El secretario se alejó confuso. Durante esta breve conferencia, Lievin había tenido tiempo para reponerse, y en pie detrás de la silla en que se apoyaba, escuchó el diálogo con atención irónica.

—No comprendo —dijo—, no comprendo.

—¿Qué es lo que no comprendes? —repuso Oblonski, sonriendo también, y buscando un cigarrillo. No le hubiera extrañado en Lievin cualquier originalidad.

—No comprendo lo que haces —repuso Lievin, encogiéndose de hombros— ni me explico cómo puedes hacer eso formalmente.

—¿Por qué?

—Porque eso no significa nada.

—¿Lo crees así? Pues, mira, estamos agobiados de trabajo.

—Todo se reduce a papeles y garrapatos; y, por cierto, que tú tienes un don especial para esas cosas.

—¿Quieres decir que falta algo?

—Tal vez. Sin embargo, no puedo menos de admirar tu grave aspecto, y vanagloriarme de tener por amigo un hombre de tal importancia. Entretanto, no has contestado a mi pregunta —añadió, haciendo un esfuerzo desesperado para mirar a Oblonski de frente.

—Vamos, vamos, ya llegaremos a eso. Todo irá bien mientras tengas tres mil hectáreas de tierra en el distrito de Karazin, músculos de acero y la frescura de un chico de doce años. Para contestarte de una vez a lo que me preguntas, te diré que no hay cambios; pero es de sentir que hayas tardado tanto en venir.

—¿Por qué? —preguntó Lievin alarmado.

—Porque…, ya hablaremos de eso más tarde. ¿Qué te ha traído aquí?

—También hablaremos de eso más tarde replicó Lievin, sonrojándose hasta las orejas.

—Muy bien; ya comprendo —dijo Stepán Arkádich—. Yo te hubiera rogado que vinieras a comer a casa, pero mi mujer está enferma; si quieres «verlas», las hallarás en el Jardín Zoológico, de cuatro a cinco, pues Kiti va allí a patinar. Puedes ir; yo me reuniré allí contigo e iremos a cenar a cualquier parte.

—Está bien; hasta luego.

—¡No lo olvides! Te conozco y sé que eres capaz de volverte inmediatamente al campo —repuso Stepán Arkádich sonriendo.

—No; te aseguro que iré.

Lievin salió del gabinete, y solo cuando hubo traspasado el umbral recordó que había olvidado saludar a los colegas de Oblonski.

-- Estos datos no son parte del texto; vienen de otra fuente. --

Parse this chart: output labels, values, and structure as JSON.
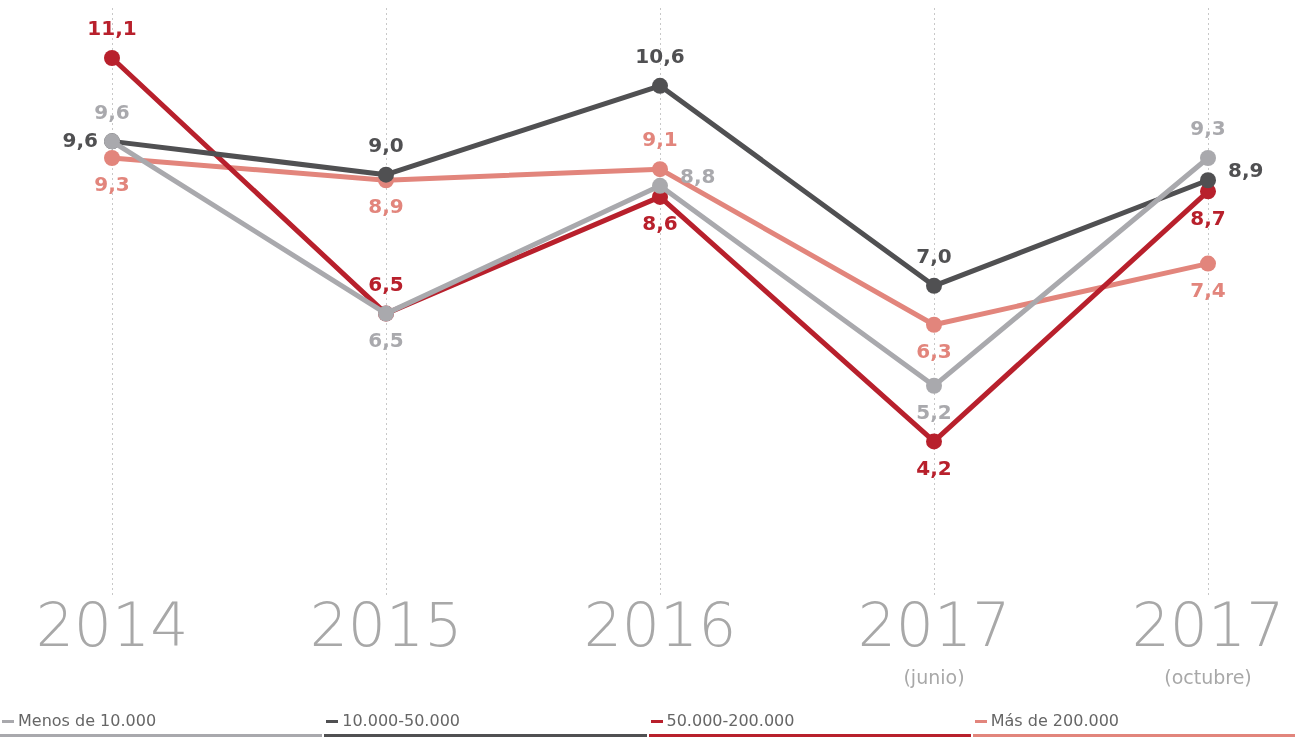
{
  "chart_data": {
    "type": "line",
    "categories": [
      "2014",
      "2015",
      "2016",
      "2017 (junio)",
      "2017 (octubre)"
    ],
    "series": [
      {
        "name": "Menos de 10.000",
        "color": "#a9a9ad",
        "values": [
          9.6,
          6.5,
          8.8,
          5.2,
          9.3
        ],
        "value_labels": [
          "9,6",
          "6,5",
          "8,8",
          "5,2",
          "9,3"
        ]
      },
      {
        "name": "10.000-50.000",
        "color": "#505052",
        "values": [
          9.6,
          9.0,
          10.6,
          7.0,
          8.9
        ],
        "value_labels": [
          "9,6",
          "9,0",
          "10,6",
          "7,0",
          "8,9"
        ]
      },
      {
        "name": "50.000-200.000",
        "color": "#b8202c",
        "values": [
          11.1,
          6.5,
          8.6,
          4.2,
          8.7
        ],
        "value_labels": [
          "11,1",
          "6,5",
          "8,6",
          "4,2",
          "8,7"
        ]
      },
      {
        "name": "Más de 200.000",
        "color": "#e2857c",
        "values": [
          9.3,
          8.9,
          9.1,
          6.3,
          7.4
        ],
        "value_labels": [
          "9,3",
          "8,9",
          "9,1",
          "6,3",
          "7,4"
        ]
      }
    ],
    "ylim": [
      1.4,
      12
    ],
    "grid": "x",
    "legend": "bottom",
    "marker": "circle",
    "line_style": "solid",
    "tick_labels": "x"
  }
}
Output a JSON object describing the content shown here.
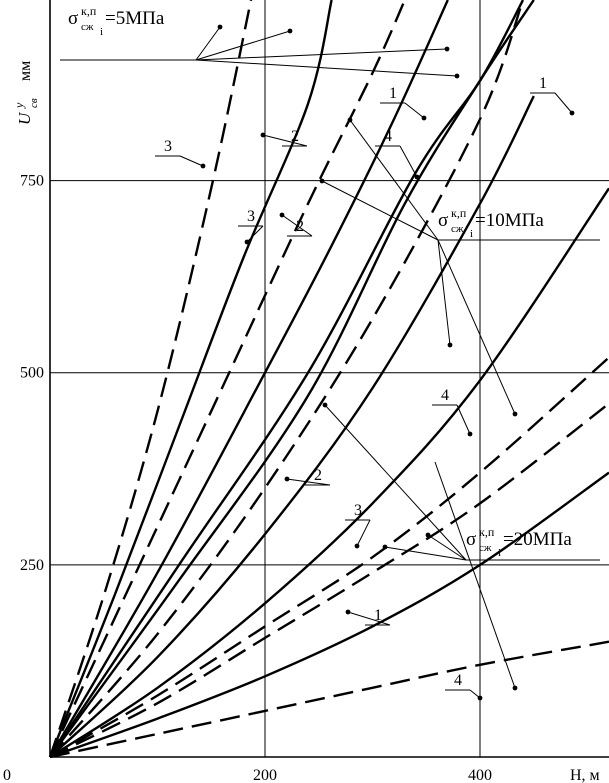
{
  "chart_data": {
    "type": "line",
    "title": "",
    "xlabel": "H, м",
    "ylabel": "U",
    "ylabel_sup": "у",
    "ylabel_sub": "св",
    "ylabel_unit": "мм",
    "xlim": [
      0,
      520
    ],
    "ylim": [
      0,
      985
    ],
    "x_ticks": [
      0,
      200,
      400
    ],
    "y_ticks": [
      250,
      500,
      750
    ],
    "x_tick_labels": [
      "0",
      "200",
      "400"
    ],
    "y_tick_labels": [
      "250",
      "500",
      "750"
    ],
    "grid": true,
    "series": [
      {
        "label": "3",
        "style": "dashed",
        "group": "5",
        "points": [
          [
            0,
            0
          ],
          [
            50,
            210
          ],
          [
            100,
            450
          ],
          [
            150,
            740
          ],
          [
            187,
            985
          ]
        ]
      },
      {
        "label": "2",
        "style": "solid",
        "group": "5",
        "points": [
          [
            0,
            0
          ],
          [
            60,
            210
          ],
          [
            120,
            430
          ],
          [
            180,
            650
          ],
          [
            240,
            850
          ],
          [
            262,
            985
          ]
        ]
      },
      {
        "label": "3",
        "style": "dashed",
        "group": "10",
        "points": [
          [
            0,
            0
          ],
          [
            80,
            240
          ],
          [
            160,
            480
          ],
          [
            240,
            720
          ],
          [
            300,
            890
          ],
          [
            330,
            985
          ]
        ]
      },
      {
        "label": "2",
        "style": "solid",
        "group": "10",
        "points": [
          [
            0,
            0
          ],
          [
            100,
            240
          ],
          [
            200,
            500
          ],
          [
            260,
            660
          ],
          [
            320,
            830
          ],
          [
            370,
            985
          ]
        ]
      },
      {
        "label": "4",
        "style": "solid",
        "group": "5",
        "points": [
          [
            0,
            0
          ],
          [
            120,
            250
          ],
          [
            240,
            500
          ],
          [
            340,
            760
          ],
          [
            400,
            880
          ],
          [
            440,
            985
          ]
        ]
      },
      {
        "label": "1",
        "style": "solid",
        "group": "5",
        "points": [
          [
            0,
            0
          ],
          [
            120,
            230
          ],
          [
            240,
            470
          ],
          [
            330,
            720
          ],
          [
            400,
            880
          ],
          [
            450,
            985
          ]
        ]
      },
      {
        "label": "4",
        "style": "dashed",
        "group": "10",
        "points": [
          [
            0,
            0
          ],
          [
            100,
            160
          ],
          [
            200,
            350
          ],
          [
            300,
            570
          ],
          [
            400,
            830
          ],
          [
            440,
            985
          ]
        ]
      },
      {
        "label": "2",
        "style": "solid",
        "group": "20",
        "points": [
          [
            0,
            0
          ],
          [
            100,
            130
          ],
          [
            200,
            290
          ],
          [
            300,
            480
          ],
          [
            400,
            720
          ],
          [
            450,
            860
          ]
        ]
      },
      {
        "label": "1",
        "style": "solid",
        "group": "10",
        "points": [
          [
            0,
            0
          ],
          [
            100,
            90
          ],
          [
            200,
            200
          ],
          [
            300,
            330
          ],
          [
            400,
            490
          ],
          [
            520,
            740
          ]
        ]
      },
      {
        "label": "3",
        "style": "dashed",
        "group": "20",
        "points": [
          [
            0,
            0
          ],
          [
            100,
            80
          ],
          [
            200,
            170
          ],
          [
            300,
            260
          ],
          [
            400,
            370
          ],
          [
            520,
            520
          ]
        ]
      },
      {
        "label": "4",
        "style": "dashed",
        "group": "20",
        "points": [
          [
            0,
            0
          ],
          [
            100,
            70
          ],
          [
            200,
            155
          ],
          [
            300,
            240
          ],
          [
            400,
            330
          ],
          [
            520,
            460
          ]
        ]
      },
      {
        "label": "1",
        "style": "solid",
        "group": "20",
        "points": [
          [
            0,
            0
          ],
          [
            100,
            50
          ],
          [
            200,
            105
          ],
          [
            300,
            170
          ],
          [
            400,
            250
          ],
          [
            520,
            370
          ]
        ]
      },
      {
        "label": "4",
        "style": "dashed",
        "group": "20",
        "points": [
          [
            0,
            0
          ],
          [
            100,
            30
          ],
          [
            200,
            60
          ],
          [
            300,
            90
          ],
          [
            400,
            120
          ],
          [
            520,
            150
          ]
        ]
      }
    ],
    "annotations": [
      {
        "text": "=5МПа",
        "sigma": "σ",
        "sup": "к,п",
        "sub": "сж",
        "subsub": "i"
      },
      {
        "text": "=10МПа",
        "sigma": "σ",
        "sup": "к,п",
        "sub": "сж",
        "subsub": "i"
      },
      {
        "text": "=20МПа",
        "sigma": "σ",
        "sup": "к,п",
        "sub": "сж",
        "subsub": "i"
      }
    ]
  }
}
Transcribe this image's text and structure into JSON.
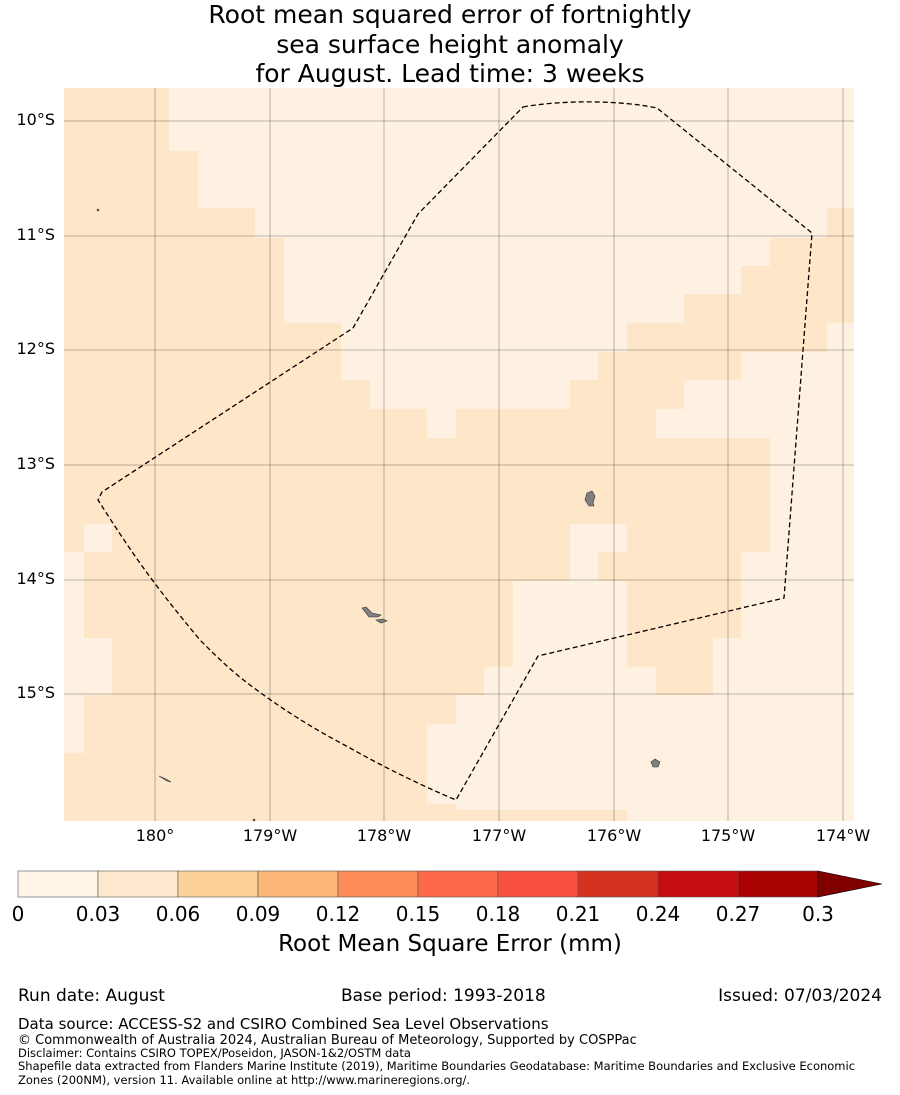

—Ese hombre debe de ser muy enérgico —dijo Griniévich cuando Lievin hubo salido.

—Sí —dijo Stepán Arkádich, encogiéndose de hombros—, es un mozo de suerte; propietario de tres mil hectáreas en el distrito de Kazarin; tiene un gran porvenir y mucha juventud. ¡No es como nosotros!

—Tampoco tiene usted motivos para quejarse, Stepán Arkádich.

—Sí; todo va mal —contesto Oblonski, suspirando profundamente.